Merge pull request #303877 from Miskatonic-Electronic/patch-64

prmerger-automator[bot] · web-flow · commit 7bb6a9df562d · 2025-08-11T19:40:42.000Z
Update waf-javascript-challenge.md
diff --git a/articles/web-application-firewall/waf-javascript-challenge.md b/articles/web-application-firewall/waf-javascript-challenge.md
@@ -23,7 +23,9 @@ The JavaScript challenge is an invisible web challenge used to distinguish betwe
 
 ## How it works
 
-When the JS Challenge is active on Azure WAF and a client's HTTP(s) request matches a specific rule, the client is shown a Microsoft JS challenge page. The user sees this page for a few seconds while the user’s browser computes the challenge. The client's browser must successfully compute a JavaScript challenge on this page to receive validation from Azure WAF. When the computation succeeds, WAF validates the request as a nonbot client and runs the rest of the WAF rules. Requests that fail to successfully compute the challenge are blocked.

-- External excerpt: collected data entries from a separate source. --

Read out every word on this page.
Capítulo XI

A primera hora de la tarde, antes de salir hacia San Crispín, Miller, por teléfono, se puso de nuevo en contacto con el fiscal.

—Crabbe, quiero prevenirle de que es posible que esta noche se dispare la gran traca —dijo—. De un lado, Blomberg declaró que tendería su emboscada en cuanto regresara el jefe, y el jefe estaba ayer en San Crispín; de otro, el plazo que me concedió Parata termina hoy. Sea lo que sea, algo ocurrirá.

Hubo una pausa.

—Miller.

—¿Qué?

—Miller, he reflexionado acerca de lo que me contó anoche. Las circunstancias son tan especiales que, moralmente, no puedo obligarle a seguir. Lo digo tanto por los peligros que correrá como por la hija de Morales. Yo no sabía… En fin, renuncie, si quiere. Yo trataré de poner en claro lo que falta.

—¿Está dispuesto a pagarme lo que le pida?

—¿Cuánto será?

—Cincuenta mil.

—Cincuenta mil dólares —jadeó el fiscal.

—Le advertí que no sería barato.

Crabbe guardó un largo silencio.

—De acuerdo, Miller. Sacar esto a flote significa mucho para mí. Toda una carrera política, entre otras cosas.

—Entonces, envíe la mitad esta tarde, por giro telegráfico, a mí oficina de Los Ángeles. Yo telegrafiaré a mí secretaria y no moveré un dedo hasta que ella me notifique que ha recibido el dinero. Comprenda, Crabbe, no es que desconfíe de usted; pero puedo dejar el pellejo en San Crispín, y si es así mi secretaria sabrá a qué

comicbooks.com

+When the JS Challenge is active on Azure WAF and a client's HTTP(s) request matches a specific rule, the client is shown a Microsoft JS challenge page. The user sees this page for a few seconds while the user’s browser computes the challenge. If the user's browser successfully computes the challenge it will send a response back to an Azure endpoint that gets exposed if you have WAF configured. This endpoint is exposed to the public, however, requests sent to this endpoint are not forwarded to the backend and do not count towards rate limiting features. If the browser's call to this endpoint contains the correct values indicating a successful computation the user passes the challenge.
+
+The client's browser must successfully compute a JavaScript challenge on this page to receive validation from Azure WAF. When the computation succeeds, WAF validates the request as a nonbot client and runs the rest of the WAF rules. Requests that fail to successfully compute the challenge are blocked.
 
 Cross-origin resource sharing (CORS) requests are challenged on each access attempt. So if a client accesses a page that triggers the JavaScript challenge from a domain different from the domain hosting the challenge, the client faces the challenge again even if the client previously passed the challenge.